Goresan Kecil "IGI" Dilema Proses Belajar Mengajar dan Duka Sang Guru Pendidik

Diterbitkan oleh pada Selasa, 14 Juni 2016 22:13 WIB dengan kategori Pendidikan dan sudah 914 kali ditampilkan

MAKASSAR - Goresan kecil ditangan Saharuddin, siswa SMAN 2 Sinjai Selatan itu sudah hampir tak terlihat, akan tetapi penderitaan Pak Guru Honorer Mubazir, S.Pd terus berlanjut, hari Minggu, 12 Juni 2016 sang guru honorer ini dipindahkan dari sel tahanan Polsek Sinjai Selatan ke sel tahanan Polres Sinjai.

Berbagai upaya dan usaha sudah telah di lakukan, bahkan Camat, Kepala Desa Aska, Kapolsek, Legislator berkumpul hari itu dan membujuk orang tua Saharuddin, petani yang anak-anaknya atau kakak dari Saharuddin ini sering dibantu Andi Ahmad, Kepala Sekolah SMAN 2 Sinjai Selatan untuk mendapatkan beasiswa miskin tak bergeming. 

Dimana tetap pada pendirian orang tua ini untuk tetap ngotot Pak Guru Honorer Mubazir dipenjara dan dilanjutkan proses hukumnya. terkininews.com(14/06/2016). 

Saya pun Muhammad Ramli Rahim yang nota benennya adalah Ketua Umum Pengurus Pusat (Ikatan Guru Indonesia) berbicara langsung dengan ibu korban dan bahkan Muhammad Chozin, Staf Khusus Mendikbud menelpon langsung ibu korban dan Kepala SMAN 2 Sinjai Selatan tapi semua yang dilakukan tak merubah pendirian orang tua Saharuddin untuk tetap memenjarakan Pak Guru Honorer Saharuddin tersebut. 

Sementara Andi Ahmad, Kepala SMAN 2 Sinjai Selatan bahkan menyatakan bahwa tak ada lagi guru di  SMAN 2 Sinjai Selatan yang berani mengajar Saharuddin dan mungkin saja, tak ada lagi guru di Kabupaten Sinjai yang berani mengajar apalagi mendidik Saharuddin karena takut akan menemui hal sama dengan yang dialami Pak Guru Honorer Mubazir. 
Akibat sesuatu yang tak disengaja, mereka harus mendekam dibalik jeruji besi. 

Mengapa saya menyebut "Pak Guru Honorer" Karena dalam Talk show di Fajar TV bersama Frans Barung, Kabag Humas Polda Sulsel, menyebut bahwa Pak Mubazir bukan guru tapi hanya honorer. 

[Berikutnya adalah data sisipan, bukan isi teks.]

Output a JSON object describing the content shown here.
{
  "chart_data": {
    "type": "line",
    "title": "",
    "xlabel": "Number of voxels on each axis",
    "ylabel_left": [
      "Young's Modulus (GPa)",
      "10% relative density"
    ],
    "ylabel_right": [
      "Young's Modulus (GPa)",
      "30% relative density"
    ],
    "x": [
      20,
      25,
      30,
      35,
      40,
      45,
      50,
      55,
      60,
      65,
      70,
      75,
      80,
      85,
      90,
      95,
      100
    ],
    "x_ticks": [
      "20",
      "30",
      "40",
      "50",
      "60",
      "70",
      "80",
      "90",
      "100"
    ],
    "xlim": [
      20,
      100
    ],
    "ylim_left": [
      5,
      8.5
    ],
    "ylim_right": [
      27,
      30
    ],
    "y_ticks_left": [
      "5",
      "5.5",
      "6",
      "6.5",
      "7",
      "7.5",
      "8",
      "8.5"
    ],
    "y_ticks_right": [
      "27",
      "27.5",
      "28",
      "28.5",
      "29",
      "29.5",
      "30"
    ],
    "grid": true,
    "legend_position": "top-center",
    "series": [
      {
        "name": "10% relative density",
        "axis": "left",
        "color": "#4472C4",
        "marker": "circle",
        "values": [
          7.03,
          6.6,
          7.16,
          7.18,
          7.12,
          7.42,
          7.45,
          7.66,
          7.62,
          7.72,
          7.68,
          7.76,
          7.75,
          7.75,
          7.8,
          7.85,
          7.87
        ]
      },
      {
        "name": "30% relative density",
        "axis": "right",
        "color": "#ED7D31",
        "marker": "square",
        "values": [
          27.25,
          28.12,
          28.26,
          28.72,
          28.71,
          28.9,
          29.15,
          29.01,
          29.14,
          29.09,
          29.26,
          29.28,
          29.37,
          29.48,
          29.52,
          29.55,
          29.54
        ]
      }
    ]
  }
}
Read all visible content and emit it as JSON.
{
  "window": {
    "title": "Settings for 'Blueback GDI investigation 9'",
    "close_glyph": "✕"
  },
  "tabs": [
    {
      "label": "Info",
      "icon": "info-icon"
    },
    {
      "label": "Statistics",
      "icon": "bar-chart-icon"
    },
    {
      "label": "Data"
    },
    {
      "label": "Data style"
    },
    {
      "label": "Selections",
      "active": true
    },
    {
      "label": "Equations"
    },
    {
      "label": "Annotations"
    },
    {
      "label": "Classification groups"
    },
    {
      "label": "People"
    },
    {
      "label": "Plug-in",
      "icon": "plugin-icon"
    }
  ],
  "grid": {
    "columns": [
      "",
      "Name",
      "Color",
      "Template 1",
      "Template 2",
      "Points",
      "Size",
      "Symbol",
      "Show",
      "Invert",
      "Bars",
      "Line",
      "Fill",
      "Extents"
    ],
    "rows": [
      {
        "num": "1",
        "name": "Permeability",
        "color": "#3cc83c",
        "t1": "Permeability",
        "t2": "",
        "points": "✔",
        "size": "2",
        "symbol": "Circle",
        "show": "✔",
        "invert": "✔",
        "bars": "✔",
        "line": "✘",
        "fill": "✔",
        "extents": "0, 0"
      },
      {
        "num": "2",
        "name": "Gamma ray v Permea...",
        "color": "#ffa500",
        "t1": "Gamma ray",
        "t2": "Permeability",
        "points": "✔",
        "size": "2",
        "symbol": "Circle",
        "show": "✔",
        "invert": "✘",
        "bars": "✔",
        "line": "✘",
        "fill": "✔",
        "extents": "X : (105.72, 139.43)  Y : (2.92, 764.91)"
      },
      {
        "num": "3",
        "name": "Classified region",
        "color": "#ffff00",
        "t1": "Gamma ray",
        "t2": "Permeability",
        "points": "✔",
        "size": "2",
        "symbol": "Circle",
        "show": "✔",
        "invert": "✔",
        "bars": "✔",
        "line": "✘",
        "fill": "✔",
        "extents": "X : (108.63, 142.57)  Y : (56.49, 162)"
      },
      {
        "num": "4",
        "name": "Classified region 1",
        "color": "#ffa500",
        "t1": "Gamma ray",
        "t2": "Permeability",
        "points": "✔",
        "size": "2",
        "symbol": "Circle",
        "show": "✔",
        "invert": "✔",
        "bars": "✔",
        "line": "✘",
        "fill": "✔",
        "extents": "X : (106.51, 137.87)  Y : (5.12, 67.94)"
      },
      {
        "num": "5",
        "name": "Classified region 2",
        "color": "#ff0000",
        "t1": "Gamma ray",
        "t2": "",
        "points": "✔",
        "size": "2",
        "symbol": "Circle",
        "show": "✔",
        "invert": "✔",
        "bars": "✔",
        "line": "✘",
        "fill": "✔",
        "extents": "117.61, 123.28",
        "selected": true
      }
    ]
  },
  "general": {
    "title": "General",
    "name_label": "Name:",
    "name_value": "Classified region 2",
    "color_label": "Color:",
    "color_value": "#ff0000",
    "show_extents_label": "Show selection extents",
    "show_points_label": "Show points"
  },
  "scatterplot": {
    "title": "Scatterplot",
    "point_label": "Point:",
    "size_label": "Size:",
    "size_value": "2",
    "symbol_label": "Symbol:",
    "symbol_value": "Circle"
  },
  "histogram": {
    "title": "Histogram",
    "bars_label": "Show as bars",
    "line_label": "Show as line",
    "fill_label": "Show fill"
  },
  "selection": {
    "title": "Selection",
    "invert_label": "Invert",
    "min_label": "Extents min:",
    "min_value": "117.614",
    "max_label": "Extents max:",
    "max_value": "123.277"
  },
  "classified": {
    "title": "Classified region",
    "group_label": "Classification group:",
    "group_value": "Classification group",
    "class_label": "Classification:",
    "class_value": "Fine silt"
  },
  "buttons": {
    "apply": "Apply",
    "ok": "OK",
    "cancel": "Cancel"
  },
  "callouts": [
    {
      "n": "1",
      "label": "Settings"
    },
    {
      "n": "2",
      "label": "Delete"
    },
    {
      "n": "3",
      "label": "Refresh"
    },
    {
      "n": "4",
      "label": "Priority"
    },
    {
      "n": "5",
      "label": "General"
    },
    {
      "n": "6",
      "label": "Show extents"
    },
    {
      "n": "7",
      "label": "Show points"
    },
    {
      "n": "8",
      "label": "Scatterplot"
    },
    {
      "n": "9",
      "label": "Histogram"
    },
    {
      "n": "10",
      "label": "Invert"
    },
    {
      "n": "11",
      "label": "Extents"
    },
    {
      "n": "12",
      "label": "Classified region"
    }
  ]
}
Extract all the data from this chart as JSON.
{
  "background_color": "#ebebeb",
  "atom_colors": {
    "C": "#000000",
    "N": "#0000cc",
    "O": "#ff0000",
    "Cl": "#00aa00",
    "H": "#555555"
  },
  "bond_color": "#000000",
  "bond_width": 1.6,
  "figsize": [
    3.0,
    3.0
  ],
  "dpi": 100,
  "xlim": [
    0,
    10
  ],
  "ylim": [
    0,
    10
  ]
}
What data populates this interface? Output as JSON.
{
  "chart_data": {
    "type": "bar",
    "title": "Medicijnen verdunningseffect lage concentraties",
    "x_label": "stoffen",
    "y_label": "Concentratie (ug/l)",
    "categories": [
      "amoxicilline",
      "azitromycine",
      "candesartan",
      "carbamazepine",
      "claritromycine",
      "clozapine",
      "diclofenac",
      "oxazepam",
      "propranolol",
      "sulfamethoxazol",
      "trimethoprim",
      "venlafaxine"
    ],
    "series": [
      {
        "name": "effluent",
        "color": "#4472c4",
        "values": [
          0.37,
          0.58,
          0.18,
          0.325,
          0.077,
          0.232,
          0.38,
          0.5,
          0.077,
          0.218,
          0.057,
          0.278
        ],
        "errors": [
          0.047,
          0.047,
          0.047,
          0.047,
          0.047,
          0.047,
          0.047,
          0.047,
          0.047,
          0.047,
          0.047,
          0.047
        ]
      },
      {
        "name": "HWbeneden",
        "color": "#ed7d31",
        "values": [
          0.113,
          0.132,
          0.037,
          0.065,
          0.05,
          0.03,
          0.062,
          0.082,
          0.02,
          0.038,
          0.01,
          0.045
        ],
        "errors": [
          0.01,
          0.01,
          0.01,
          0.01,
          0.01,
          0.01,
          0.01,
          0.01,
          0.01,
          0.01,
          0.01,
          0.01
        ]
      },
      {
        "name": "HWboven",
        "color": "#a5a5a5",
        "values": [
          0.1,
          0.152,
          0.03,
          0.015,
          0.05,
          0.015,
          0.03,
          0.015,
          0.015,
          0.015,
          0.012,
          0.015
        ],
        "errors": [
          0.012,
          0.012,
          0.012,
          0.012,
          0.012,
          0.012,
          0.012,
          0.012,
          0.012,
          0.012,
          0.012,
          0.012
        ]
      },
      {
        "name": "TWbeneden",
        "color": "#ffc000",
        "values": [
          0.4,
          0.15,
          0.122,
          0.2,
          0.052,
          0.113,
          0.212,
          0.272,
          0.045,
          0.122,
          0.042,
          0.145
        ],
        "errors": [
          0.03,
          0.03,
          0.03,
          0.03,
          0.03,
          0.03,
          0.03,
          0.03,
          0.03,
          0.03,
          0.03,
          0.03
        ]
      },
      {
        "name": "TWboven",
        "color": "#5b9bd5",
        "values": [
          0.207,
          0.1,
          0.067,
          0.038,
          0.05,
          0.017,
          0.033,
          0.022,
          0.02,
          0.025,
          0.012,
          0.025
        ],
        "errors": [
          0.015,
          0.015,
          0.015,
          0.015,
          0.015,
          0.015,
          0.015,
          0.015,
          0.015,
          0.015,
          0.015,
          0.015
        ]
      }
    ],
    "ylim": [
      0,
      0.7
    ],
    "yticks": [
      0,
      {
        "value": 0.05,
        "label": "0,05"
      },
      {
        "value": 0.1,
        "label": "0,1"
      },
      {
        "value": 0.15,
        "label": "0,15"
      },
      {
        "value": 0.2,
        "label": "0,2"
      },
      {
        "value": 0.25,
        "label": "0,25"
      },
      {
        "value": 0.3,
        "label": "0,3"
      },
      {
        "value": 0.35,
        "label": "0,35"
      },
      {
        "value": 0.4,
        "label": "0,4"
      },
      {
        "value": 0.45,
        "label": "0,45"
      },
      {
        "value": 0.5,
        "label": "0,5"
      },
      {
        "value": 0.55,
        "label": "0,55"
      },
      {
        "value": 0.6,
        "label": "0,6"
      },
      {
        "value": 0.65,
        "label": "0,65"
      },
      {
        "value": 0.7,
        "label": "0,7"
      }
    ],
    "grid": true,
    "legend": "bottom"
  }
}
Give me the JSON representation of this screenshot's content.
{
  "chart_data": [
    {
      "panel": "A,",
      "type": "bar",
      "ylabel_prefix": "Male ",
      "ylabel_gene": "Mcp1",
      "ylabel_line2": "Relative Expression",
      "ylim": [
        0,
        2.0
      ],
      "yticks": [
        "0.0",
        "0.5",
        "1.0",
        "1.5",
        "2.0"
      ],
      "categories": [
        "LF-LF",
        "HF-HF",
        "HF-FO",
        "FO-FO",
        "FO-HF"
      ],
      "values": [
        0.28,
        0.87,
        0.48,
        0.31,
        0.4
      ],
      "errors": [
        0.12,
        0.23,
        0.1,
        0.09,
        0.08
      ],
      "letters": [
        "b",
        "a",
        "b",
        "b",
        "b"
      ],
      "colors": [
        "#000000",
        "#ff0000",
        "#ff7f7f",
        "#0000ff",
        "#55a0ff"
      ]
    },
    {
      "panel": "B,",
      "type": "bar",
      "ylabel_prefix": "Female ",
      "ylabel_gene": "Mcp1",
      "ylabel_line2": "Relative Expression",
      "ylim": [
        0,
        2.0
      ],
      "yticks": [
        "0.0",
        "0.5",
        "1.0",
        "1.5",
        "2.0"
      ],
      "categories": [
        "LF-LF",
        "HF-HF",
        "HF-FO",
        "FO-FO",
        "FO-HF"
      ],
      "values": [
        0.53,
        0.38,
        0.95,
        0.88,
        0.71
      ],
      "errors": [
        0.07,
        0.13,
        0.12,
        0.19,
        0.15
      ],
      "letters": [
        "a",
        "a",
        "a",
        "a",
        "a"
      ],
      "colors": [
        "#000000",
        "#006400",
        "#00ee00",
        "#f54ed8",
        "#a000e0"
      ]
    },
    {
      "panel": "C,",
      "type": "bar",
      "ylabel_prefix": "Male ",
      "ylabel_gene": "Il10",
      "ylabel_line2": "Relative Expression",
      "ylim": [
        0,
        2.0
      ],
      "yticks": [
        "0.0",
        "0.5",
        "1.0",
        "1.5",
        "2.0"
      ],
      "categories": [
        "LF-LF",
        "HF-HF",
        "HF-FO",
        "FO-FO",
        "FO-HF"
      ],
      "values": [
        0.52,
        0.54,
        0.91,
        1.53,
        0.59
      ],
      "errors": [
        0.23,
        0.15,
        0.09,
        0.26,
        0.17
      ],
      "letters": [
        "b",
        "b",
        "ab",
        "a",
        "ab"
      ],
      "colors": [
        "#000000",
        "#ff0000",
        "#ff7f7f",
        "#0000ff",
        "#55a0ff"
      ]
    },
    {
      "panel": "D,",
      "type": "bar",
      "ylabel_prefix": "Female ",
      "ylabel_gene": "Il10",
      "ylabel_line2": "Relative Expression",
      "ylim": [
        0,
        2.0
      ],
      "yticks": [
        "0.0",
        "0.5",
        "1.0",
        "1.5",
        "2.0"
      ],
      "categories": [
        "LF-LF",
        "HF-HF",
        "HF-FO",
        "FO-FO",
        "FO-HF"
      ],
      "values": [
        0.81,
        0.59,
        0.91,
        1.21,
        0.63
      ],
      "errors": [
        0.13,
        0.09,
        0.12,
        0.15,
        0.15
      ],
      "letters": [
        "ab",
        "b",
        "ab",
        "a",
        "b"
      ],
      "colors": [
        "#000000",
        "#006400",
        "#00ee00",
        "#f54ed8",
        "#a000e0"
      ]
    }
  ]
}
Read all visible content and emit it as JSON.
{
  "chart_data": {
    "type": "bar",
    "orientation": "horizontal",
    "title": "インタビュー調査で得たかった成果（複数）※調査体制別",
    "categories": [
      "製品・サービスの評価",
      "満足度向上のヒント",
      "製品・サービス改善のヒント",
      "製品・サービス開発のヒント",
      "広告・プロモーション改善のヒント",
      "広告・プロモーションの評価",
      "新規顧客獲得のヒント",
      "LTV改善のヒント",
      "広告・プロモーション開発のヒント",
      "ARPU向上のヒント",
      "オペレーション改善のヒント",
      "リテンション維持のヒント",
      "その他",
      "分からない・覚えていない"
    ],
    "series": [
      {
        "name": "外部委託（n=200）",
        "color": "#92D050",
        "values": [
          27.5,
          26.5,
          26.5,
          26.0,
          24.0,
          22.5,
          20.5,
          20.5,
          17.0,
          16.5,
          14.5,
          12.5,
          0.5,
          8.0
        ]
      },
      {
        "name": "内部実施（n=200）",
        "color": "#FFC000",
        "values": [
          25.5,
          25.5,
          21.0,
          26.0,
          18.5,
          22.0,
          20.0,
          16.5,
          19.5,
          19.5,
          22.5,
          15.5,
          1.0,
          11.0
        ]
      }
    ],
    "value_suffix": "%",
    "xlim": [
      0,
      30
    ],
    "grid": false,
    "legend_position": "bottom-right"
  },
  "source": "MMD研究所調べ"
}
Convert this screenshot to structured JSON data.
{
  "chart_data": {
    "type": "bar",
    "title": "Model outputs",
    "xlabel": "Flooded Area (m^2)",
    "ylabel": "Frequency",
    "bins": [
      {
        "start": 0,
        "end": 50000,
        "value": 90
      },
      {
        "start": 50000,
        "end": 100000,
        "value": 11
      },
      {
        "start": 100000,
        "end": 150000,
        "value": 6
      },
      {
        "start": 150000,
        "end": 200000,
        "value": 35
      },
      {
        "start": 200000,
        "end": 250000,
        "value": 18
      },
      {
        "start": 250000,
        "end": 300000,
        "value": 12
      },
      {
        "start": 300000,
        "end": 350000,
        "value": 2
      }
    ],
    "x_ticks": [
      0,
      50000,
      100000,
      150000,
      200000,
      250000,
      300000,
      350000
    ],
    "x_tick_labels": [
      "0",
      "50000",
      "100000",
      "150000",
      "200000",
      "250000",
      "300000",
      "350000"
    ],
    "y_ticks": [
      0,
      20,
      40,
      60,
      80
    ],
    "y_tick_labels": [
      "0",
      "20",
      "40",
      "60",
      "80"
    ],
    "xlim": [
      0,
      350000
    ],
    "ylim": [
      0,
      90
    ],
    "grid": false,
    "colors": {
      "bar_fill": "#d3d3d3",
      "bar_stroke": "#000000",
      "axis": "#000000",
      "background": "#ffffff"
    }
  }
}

Beliau mungkin tidak tahu derita guru honorer yang dengan ikhlas mengajar sepenuh hati meski pendapatan tak sepenuh jam pengajaran, kadang dibayar, kadang tidak, kadang tepat waktu dan lebih sering telat dibayarnya. 
Pak Mubazir mengisi kekurangan guru di SMA terpencil yang jauh dari ibu kota kecamatan itu. 

Teruntuk bapak Polisi, kami minta agar melalukan penangguhan penahanan atau minimal melakukan tahanan kecamatan agar pak guru Mubazir agar bisa tetap menjalankan tugasnya mengajar siswa lain. 

Menurut Andi Ahmad, tak perlu ada ketakutan akan upaya balas dendam keluarga Saharuddin karena di Desa mereka hampir tak ada masalah. 

Upaya damai juga harus terus menerus dilakukan agar penderitaan Pak Guru Honorer Mubazir bisa berakhir. 

Kami juga meminta agar hasil visum dipublikasikan oleh polisi agar tidak memunculkan prasangka negatif terhadap kepolisian. 

Bapak dan ibu, IGI membela dan mendampingi Guru yang "kelepasan" dan akhirnya terjadi kekerasan kepada siswa bukanlah karena setuju dengan kekerasan apalagi mendukung guru melakukan kekerasan atau mendorong guru menggunakan kekerasan dalam pendidikan, namun IGI menyadari sepenuhnya, belum semua guru-guru kita memiliki kompetensi yang baik. 

Jangankan empat kompetensi yang harus dimiliki guru, bahkan UKG yang hanya menguji dua kompetensi saja, mayoritas guru Indonesia belum lulus dan harus menjalani diklat baik tatap muka, daring maupun kombinasi keduanya. 

Di rillis Muhammad Ramli Rahim 
Ketua Umum Pengurus Pusat Ikatan Guru Indonesia (IGI).